[Rust-VMM] Requirements for out-of-process device emulation

Stefan Hajnoczi stefanha at redhat.com
Mon Oct 12 15:39:53 UTC 2020


On Fri, Oct 09, 2020 at 01:44:49PM -0600, Alex Williamson wrote:
> On Fri, 9 Oct 2020 17:18:15 +0100
> Stefan Hajnoczi <stefanha at redhat.com> wrote:
> > Extensibility for new bus types
> > ```````````````````````````````
> > It should be possible to support multiple bus types. vhost-user only
> > supports vhost devices. VFIO is more extensible but currently focussed
> > on PCI devices.
> 
> Wait a sec, the vfio API essentially deconstructs devices into exactly
> the resources you've outlined above.  We not only have a vfio-pci
> device convention within vfio, but we've defined vfio-platform,
> vfio-amba, vfio-ccw, vfio-ap, and we'll likely be adding vfio-fsl-mc in
> the next kernel.  The core device, group, and container model within
> vfio is completely device/bus agnostic.  So while it's true that
> vfio-pci is the most mature and featureful convention, that's largely a
> reflection that PCI is the most ubiquitous device interface currently
> available.  Thanks,

Hi Alex,
Yes, I don't mean to say that VFIO cannot support new bus types.
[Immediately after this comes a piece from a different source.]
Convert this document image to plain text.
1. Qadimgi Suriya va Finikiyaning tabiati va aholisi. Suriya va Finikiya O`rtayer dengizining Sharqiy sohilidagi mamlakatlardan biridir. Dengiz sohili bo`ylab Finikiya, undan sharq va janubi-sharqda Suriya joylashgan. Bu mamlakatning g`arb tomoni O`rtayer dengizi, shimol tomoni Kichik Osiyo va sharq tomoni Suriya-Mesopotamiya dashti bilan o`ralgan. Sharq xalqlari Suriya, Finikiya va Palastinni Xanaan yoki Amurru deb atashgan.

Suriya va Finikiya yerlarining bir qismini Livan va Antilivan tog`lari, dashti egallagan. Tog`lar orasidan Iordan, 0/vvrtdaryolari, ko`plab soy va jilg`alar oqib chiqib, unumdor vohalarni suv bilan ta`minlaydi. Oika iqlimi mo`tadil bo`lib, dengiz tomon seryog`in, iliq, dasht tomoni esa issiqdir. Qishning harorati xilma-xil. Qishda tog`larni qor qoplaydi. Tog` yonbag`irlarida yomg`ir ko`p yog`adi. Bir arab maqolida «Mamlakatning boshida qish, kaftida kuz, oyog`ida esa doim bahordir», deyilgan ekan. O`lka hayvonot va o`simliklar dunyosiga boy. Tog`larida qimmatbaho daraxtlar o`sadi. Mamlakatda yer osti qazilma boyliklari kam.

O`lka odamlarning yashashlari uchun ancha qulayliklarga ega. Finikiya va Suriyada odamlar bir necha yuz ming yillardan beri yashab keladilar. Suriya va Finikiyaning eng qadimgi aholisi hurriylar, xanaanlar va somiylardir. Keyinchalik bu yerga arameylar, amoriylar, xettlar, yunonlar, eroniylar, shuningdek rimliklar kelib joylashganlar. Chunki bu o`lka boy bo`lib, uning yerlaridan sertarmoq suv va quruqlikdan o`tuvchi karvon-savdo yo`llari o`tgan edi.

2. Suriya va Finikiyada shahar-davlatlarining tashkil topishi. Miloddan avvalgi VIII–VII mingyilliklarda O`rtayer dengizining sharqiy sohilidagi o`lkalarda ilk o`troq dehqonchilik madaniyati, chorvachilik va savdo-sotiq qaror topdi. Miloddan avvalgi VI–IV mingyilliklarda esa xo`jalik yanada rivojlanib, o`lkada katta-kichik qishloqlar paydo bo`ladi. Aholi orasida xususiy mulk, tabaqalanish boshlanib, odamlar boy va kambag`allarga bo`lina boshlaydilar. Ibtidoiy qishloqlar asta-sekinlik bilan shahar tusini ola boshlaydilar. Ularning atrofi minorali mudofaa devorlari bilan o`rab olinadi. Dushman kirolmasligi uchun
The most likely new bus type I can foresee is QEMU's SysBus, which would
allow moving ISA, System-on-Chip, etc devices into a separate process.

We'll need to figure out whether vfio-user evolves independently from
the kernel VFIO ioctl interface or whether efforts are made to keep the
two in sync. The kernel may not need SysBus, but as the vfio-user
protocol diverges from the kernel VFIO ioctl interface it becomes harder
to share the commands and avoid duplication.